Abstract:This paper introduces MiniCPM4, a highly efficient large language model (LLM) designed explicitly for end-side devices. We achieve this efficiency through systematic innovation in four key dimensions: model architecture, training data, training algorithms, and inference systems. Specifically, in terms of model architecture, we propose InfLLM v2, a trainable sparse attention mechanism that accelerates both prefilling and decoding phases for long-context processing.
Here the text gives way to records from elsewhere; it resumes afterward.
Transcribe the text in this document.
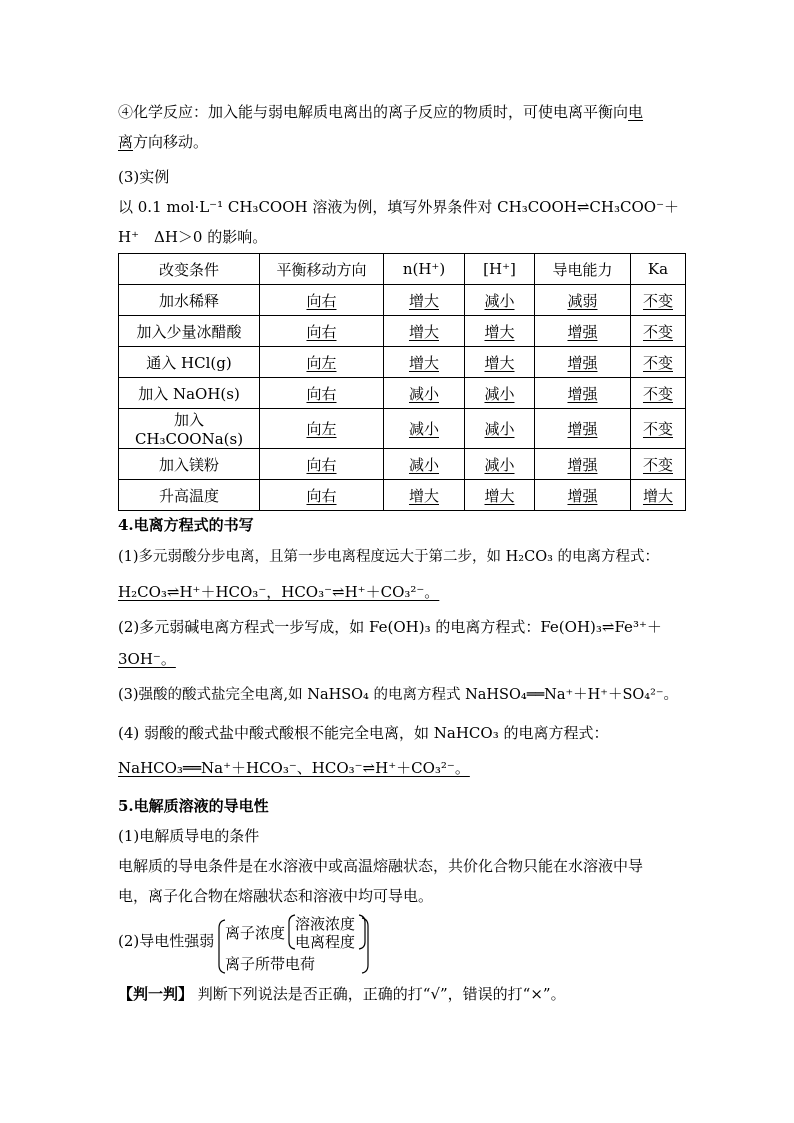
④化学反应：加入能与弱电解质电离出的离子反应的物质时，可使电离平衡向电
离方向移动。
(3)实例
以 0.1 mol·L⁻¹ CH₃COOH 溶液为例，填写外界条件对 CH₃COOH⇌CH₃COO⁻＋
H⁺　ΔH＞0 的影响。
改变条件	平衡移动方向	n(H⁺)	[H⁺]	导电能力	Ka
加水稀释	向右	增大	减小	减弱	不变
加入少量冰醋酸	向右	增大	增大	增强	不变
通入 HCl(g)	向左	增大	增大	增强	不变
加入 NaOH(s)	向右	减小	减小	增强	不变
加入 CH₃COONa(s)	向左	减小	减小	增强	不变
加入镁粉	向右	减小	减小	增强	不变
升高温度	向右	增大	增大	增强	增大
4.电离方程式的书写
(1)多元弱酸分步电离，且第一步电离程度远大于第二步，如 H₂CO₃ 的电离方程式：
H₂CO₃⇌H⁺＋HCO₃⁻，HCO₃⁻⇌H⁺＋CO₃²⁻。
(2)多元弱碱电离方程式一步写成，如 Fe(OH)₃ 的电离方程式：Fe(OH)₃⇌Fe³⁺＋
3OH⁻。
(3)强酸的酸式盐完全电离,如 NaHSO₄ 的电离方程式 NaHSO₄══Na⁺＋H⁺＋SO₄²⁻。
(4) 弱酸的酸式盐中酸式酸根不能完全电离，如 NaHCO₃ 的电离方程式：
NaHCO₃══Na⁺＋HCO₃⁻、HCO₃⁻⇌H⁺＋CO₃²⁻。
5.电解质溶液的导电性
(1)电解质导电的条件
电解质的导电条件是在水溶液中或高温熔融状态，共价化合物只能在水溶液中导
电，离子化合物在熔融状态和溶液中均可导电。
(2)导电性强弱 离子浓度 溶液浓度
电离程度
离子所带电荷
【判一判】 判断下列说法是否正确，正确的打“√”，错误的打“×”。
Regarding training data, we propose UltraClean, an efficient and accurate pre-training data filtering and generation strategy, and UltraChat v2, a comprehensive supervised fine-tuning dataset. These datasets enable satisfactory model performance to be achieved using just 8 trillion training tokens. Regarding training algorithms, we propose ModelTunnel v2 for efficient pre-training strategy search, and improve existing post-training methods by introducing chunk-wise rollout for load-balanced reinforcement learning and data-efficient tenary LLM, BitCPM. Regarding inference systems, we propose CPM.cu that integrates sparse attention, model quantization, and speculative sampling to achieve efficient prefilling and decoding. To meet diverse on-device requirements, MiniCPM4 is available in two versions, with 0.5B and 8B parameters, respectively. Sufficient evaluation results show that MiniCPM4 outperforms open-source models of similar size across multiple benchmarks, highlighting both its efficiency and effectiveness. Notably, MiniCPM4-8B demonstrates significant speed improvements over Qwen3-8B when processing long sequences. Through further adaptation, MiniCPM4 successfully powers diverse applications, including trustworthy survey generation and tool use with model context protocol, clearly showcasing its broad usability.